En attendant Godot : L'attrait du vide
Scène

En attendant Godot : L’attrait du vide

Qu’est-ce que cela change d’avoir la vie devant soi, plutôt que derrière, quand de toute façon on passe à côté?

Qu’est-ce que cela change d’avoir la vie devant soi, plutôt que derrière, quand de toute façon on passe à côté? C’est la question que soulève ce génial En attendant Godot venu de Belgique, où les vieux amis éreintés sont remplacés par un duo de jeunes survoltés, un peu comme si le metteur en scène Lorent Wanson faisait grimper sur scène les petits-enfants hyperactifs de Vladimir et Estragon. Un saut dans le temps qui permet de décaper cette oeuvre troublante pour revenir à l’essentiel: deux hommes enfermés dans une sale attente.

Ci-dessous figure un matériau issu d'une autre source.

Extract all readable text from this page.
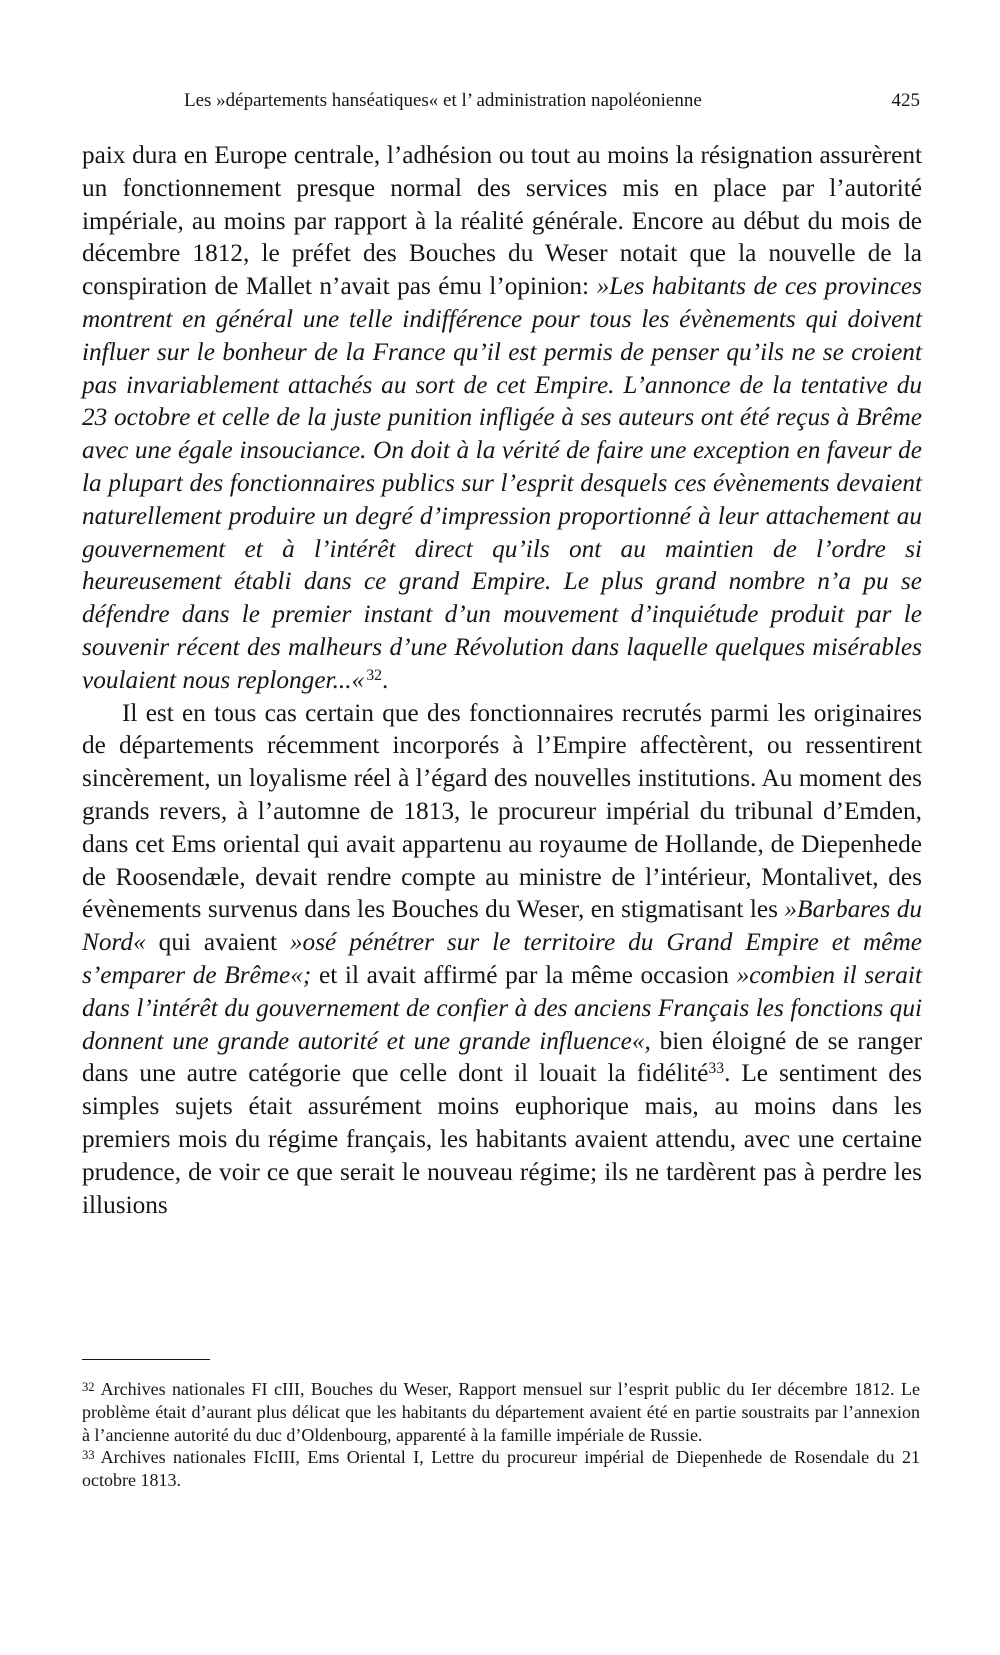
Les »départements hanséatiques« et l’ administration napoléonienne	425

paix dura en Europe centrale, l’adhésion ou tout au moins la résignation assurèrent un fonctionnement presque normal des services mis en place par l’autorité impériale, au moins par rapport à la réalité générale. Encore au début du mois de décembre 1812, le préfet des Bouches du Weser notait que la nouvelle de la conspiration de Mallet n’avait pas ému l’opinion: »Les habitants de ces provinces montrent en général une telle indifférence pour tous les évènements qui doivent influer sur le bonheur de la France qu’il est permis de penser qu’ils ne se croient pas invariablement attachés au sort de cet Empire. L’annonce de la tentative du 23 octobre et celle de la juste punition infligée à ses auteurs ont été reçus à Brême avec une égale insouciance. On doit à la vérité de faire une exception en faveur de la plupart des fonctionnaires publics sur l’esprit desquels ces évènements devaient naturellement produire un degré d’impression proportionné à leur attachement au gouvernement et à l’intérêt direct qu’ils ont au maintien de l’ordre si heureusement établi dans ce grand Empire. Le plus grand nombre n’a pu se défendre dans le premier instant d’un mouvement d’inquiétude produit par le souvenir récent des malheurs d’une Révolution dans laquelle quelques misérables voulaient nous replonger...«  $^{32}$.

Il est en tous cas certain que des fonctionnaires recrutés parmi les originaires de départements récemment incorporés à l’Empire affectèrent, ou ressentirent sincèrement, un loyalisme réel à l’égard des nouvelles institutions. Au moment des grands revers, à l’automne de 1813, le procureur impérial du tribunal d’Emden, dans cet Ems oriental qui avait appartenu au royaume de Hollande, de Diepenhede de Roosendæle, devait rendre compte au ministre de l’intérieur, Montalivet, des évènements survenus dans les Bouches du Weser, en stigmatisant les »Barbares du Nord« qui avaient »osé pénétrer sur le territoire du Grand Empire et même s’emparer de Brême«; et il avait affirmé par la même occasion »combien il serait dans l’intérêt du gouvernement de confier à des anciens Français les fonctions qui donnent une grande autorité et une grande influence«, bien éloigné de se ranger dans une autre catégorie que celle dont il louait la fidélité$^{33}$. Le sentiment des simples sujets était assurément moins euphorique mais, au moins dans les premiers mois du régime français, les habitants avaient attendu, avec une certaine prudence, de voir ce que serait le nouveau régime; ils ne tardèrent pas à perdre les illusions

$^{32}$ Archives nationales FI cIII, Bouches du Weser, Rapport mensuel sur l’esprit public du Ier décembre 1812. Le problème était d’aurant plus délicat que les habitants du département avaient été en partie soustraits par l’annexion à l’ancienne autorité du duc d’Oldenbourg, apparenté à la famille impériale de Russie.

$^{33}$ Archives nationales FIcIII, Ems Oriental I, Lettre du procureur impérial de Diepenhede de Rosendale du 21 octobre 1813.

Ils arrivent au pas de course pour se jeter brutalement contre un mur métallique. À trois reprises. "Rien à faire." Le crâne rasé, vêtus d’une chemise blanche et d’un pantalon noir, on les dirait tout droit sortis d’un récit d’Irvine Welsh. Pas étonnant que le metteur en scène les compare à des gamins surexcités qui ne savent pas rester en place – ils n’en ont pas, de place! Sans déroger de la partition textuelle de Samuel Beckett, ils mitraillent leurs répliques et s’accordent de longs moments de silence. Si l’histoire reste la même, celle de deux loques qui attendent un homme qui ne se pointe jamais, ce Godot au ginseng est d’une fraîcheur réjouissante. Une shot d’énergie brute.

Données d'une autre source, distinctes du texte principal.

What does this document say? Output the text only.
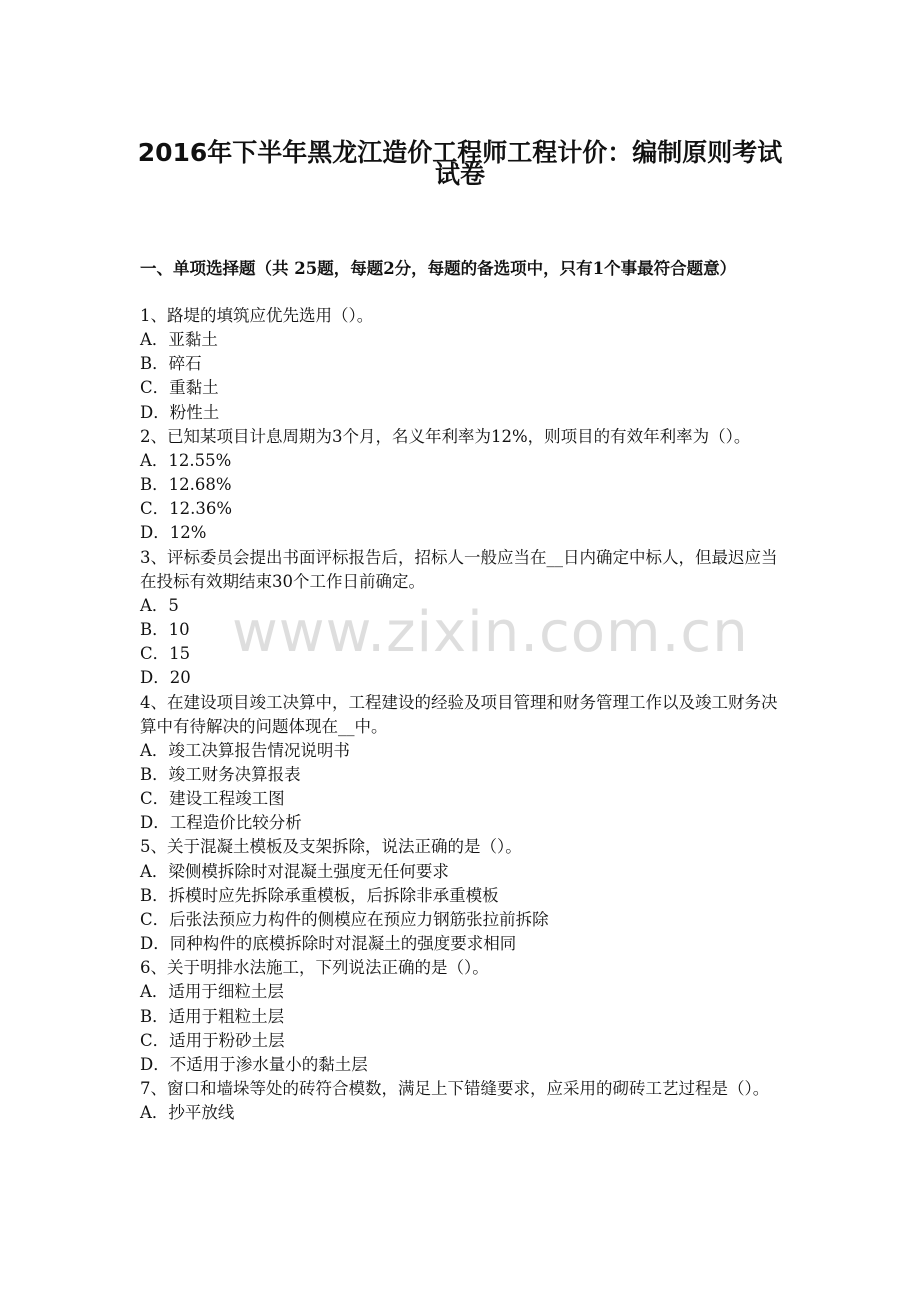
2016年下半年黑龙江造价工程师工程计价：编制原则考试
试卷

一、单项选择题（共 25题，每题2分，每题的备选项中，只有1个事最符合题意）

1、路堤的填筑应优先选用（）。

A．亚黏土

B．碎石

C．重黏土

D．粉性土

2、已知某项目计息周期为3个月，名义年利率为12%，则项目的有效年利率为（）。

A．12.55%

B．12.68%

C．12.36%

D．12%

3、评标委员会提出书面评标报告后，招标人一般应当在__日内确定中标人，但最迟应当在投标有效期结束30个工作日前确定。

A．5

B．10

C．15

D．20

4、在建设项目竣工决算中，工程建设的经验及项目管理和财务管理工作以及竣工财务决算中有待解决的问题体现在__中。

A．竣工决算报告情况说明书

B．竣工财务决算报表

C．建设工程竣工图

D．工程造价比较分析

5、关于混凝土模板及支架拆除，说法正确的是（）。

A．梁侧模拆除时对混凝土强度无任何要求

B．拆模时应先拆除承重模板，后拆除非承重模板

C．后张法预应力构件的侧模应在预应力钢筋张拉前拆除

D．同种构件的底模拆除时对混凝土的强度要求相同

6、关于明排水法施工，下列说法正确的是（）。

A．适用于细粒土层

B．适用于粗粒土层

C．适用于粉砂土层

D．不适用于渗水量小的黏土层

7、窗口和墙垛等处的砖符合模数，满足上下错缝要求，应采用的砌砖工艺过程是（）。

A．抄平放线

www.zixin.com.cn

Le décor et la bande sonore sont minimalistes et plutôt ludiques – quelques notes de Portishead viennent taquiner le public… Au milieu de l’espace de jeu trône une structure métallique sur laquelle pousse un arbre de cuir. Dans la première partie, Vladimir et Estragon parlent de s’y pendre tandis que dans la seconde, ils s’en servent comme d’un îlot où ils se réfugient, entourés d’une mer de chaussures. Déboulent du fond de la salle l’impérial Pozzo (Frédéric Hérion) avec, au bout d’une corde, son porteur Lucky (Renaud Riga) aux allures de petit singe, ainsi que le messager de M. Godot (Grégory Praet). Leur jeu est précis, plein d’humour, rigoureux. Calo Valenti et Cyril Briant sont émouvants quand ils s’étreignent, inquiétants dans leurs combats avec l’arbre devenu punching-ball, et rigolos lorsqu’ils se lancent par terre pour une sieste expéditive ou sortent des légumes… de leur entrejambe! Pas étonnant que cette production vivifiante du Centre dramatique Hainuyer et du Théâtre National de la Communauté Wallonie Bruxelles ait été récompensée d’un prix de mise en scène en Belgique!

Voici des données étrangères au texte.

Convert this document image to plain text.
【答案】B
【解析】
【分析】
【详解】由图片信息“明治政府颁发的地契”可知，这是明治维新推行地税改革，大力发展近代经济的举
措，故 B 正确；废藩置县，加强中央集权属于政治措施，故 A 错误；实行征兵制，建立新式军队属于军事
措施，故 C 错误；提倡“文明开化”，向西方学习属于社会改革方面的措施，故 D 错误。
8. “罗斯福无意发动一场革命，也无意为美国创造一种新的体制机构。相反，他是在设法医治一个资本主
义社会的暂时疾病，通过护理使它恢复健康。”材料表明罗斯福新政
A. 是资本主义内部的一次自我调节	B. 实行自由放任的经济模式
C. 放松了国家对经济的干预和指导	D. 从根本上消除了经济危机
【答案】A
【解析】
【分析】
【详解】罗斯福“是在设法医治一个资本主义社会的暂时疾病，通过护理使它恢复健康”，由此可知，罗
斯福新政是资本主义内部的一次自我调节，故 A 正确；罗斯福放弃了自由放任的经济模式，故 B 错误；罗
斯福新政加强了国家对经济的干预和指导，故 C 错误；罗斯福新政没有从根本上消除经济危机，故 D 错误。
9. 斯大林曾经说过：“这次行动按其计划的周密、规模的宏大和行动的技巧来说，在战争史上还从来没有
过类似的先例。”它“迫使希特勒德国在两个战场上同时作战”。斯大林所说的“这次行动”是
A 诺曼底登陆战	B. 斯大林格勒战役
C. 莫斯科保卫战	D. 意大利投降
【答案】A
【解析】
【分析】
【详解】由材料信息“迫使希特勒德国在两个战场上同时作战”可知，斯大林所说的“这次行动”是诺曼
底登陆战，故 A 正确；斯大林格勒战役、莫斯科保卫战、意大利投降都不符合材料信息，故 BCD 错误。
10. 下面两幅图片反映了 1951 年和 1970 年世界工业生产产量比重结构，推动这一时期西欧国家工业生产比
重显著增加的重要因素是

Très bonne idée, donc, que d’avoir confié les rôles des illustres sans-logis à deux fringants comédiens dans la vingtaine, Calo Valenti (Vladimir) et Cyril Briant (Estragon), ce dernier récipiendaire chez lui du Prix du meilleur jeune espoir masculin. Un choix en accord avec l’air du temps – voir la vague de dramaturges préoccupés par la dérive de la jeunesse – qui électrise le chef-d’oeuvre du maître irlandais.

Le Théâtre Denise-Pelletier a été la première grande compagnie québécoise à présenter En attendant Godot. Trente ans plus tard, ce classique du théâtre absurde revient secouer une nouvelle génération avec, cette fois, une fin chargée d’espoir. À s’injecter comme un antidote à cette lâcheté qui cloue trop souvent sur place, dans l’attente d’un Godot qui ne vient jamais. Pourquoi, cette fois, ne pas aller à sa rencontre?